The most enormous bank failure in history, Washington Mutual Inc., may see life again after bankruptcy. “But how?” you ask. Its roughly $5.6 billion in tax refunds, currently stands as its largest asset—which is, thanks to a recently approved agreement, shared amongst JP Morgan Chase & Co., the Federal Deposit Insurance Corporation and WaMu itself.
Recently, WaMu filed for a reorganization plan to implement this agreement, yet, the FDIC has yet to sign on. The plan contains a rights offering to generate funds to support the company—which would reorganize based on an investment subsidiary and a mortgage reinsurer. There’s also a plan to sell shares.

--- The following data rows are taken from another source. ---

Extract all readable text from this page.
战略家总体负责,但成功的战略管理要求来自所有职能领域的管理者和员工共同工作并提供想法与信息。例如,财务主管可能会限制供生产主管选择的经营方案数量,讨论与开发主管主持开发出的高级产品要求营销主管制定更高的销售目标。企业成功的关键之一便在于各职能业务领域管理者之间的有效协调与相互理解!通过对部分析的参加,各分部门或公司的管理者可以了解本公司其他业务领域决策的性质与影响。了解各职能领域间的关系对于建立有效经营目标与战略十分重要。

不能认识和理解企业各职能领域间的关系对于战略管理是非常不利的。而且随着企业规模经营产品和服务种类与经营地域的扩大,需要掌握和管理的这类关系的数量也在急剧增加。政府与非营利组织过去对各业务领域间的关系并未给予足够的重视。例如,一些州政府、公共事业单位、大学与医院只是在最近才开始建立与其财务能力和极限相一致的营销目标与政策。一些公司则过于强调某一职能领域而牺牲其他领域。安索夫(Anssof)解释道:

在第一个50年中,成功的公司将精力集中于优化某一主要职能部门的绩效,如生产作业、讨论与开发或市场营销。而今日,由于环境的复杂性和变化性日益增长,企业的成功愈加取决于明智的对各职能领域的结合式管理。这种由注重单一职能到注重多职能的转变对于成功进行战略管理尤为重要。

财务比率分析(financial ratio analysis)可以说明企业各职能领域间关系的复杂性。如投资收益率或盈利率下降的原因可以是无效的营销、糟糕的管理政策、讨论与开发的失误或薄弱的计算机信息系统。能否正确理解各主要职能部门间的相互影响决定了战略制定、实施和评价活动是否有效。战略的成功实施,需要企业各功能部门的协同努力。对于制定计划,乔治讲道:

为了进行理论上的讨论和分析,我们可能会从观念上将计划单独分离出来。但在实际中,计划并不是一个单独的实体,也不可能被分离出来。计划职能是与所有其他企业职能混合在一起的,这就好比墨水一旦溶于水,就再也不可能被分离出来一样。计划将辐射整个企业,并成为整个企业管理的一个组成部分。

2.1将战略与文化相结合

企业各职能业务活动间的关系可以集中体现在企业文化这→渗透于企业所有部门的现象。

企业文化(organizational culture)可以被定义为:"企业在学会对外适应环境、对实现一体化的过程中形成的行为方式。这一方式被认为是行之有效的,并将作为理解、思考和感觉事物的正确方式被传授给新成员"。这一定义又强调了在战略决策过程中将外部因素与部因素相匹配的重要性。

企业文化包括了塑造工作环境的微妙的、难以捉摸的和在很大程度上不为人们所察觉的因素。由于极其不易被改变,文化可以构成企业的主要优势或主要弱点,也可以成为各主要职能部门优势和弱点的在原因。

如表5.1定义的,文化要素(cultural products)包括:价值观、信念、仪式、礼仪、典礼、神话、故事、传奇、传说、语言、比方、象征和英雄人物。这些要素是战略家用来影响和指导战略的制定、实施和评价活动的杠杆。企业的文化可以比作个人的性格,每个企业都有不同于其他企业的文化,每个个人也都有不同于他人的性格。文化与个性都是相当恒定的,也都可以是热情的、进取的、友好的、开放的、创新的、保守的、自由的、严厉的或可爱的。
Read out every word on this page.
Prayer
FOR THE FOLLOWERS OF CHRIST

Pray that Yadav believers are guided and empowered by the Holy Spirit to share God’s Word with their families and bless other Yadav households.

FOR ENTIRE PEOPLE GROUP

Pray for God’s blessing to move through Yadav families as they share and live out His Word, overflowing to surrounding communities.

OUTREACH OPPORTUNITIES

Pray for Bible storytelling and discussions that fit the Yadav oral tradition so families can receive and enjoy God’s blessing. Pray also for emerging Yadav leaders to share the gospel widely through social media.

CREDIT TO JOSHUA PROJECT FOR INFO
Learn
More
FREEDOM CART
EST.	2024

The FDIC said recently, it “is working with all parties involved to reach agreement with respect to all terms of the proposed settlement.” The FDIC sold WaMu to JPMorgan for $1.9 billion after it was seized by regulators, nearly two years ago. According to critics, the company’s reorganization plans lack details on the rights offering. It fails to mention anything with regard to how it will raise from the share sales; and offers no analyses nor projected revalue.
Shareholders will probably object to the reorganization plan as they feel WaMu may have up to $20 billion in assets, to distribute to creditors. Yet, WaMU said it was distributing closer to $7 billion. The question remains, what will this all mean to the market? How is it possible failed banks can get a second chance of life while tax-paying citizens get red-tape and minimal, time-draining relief from foreclosure?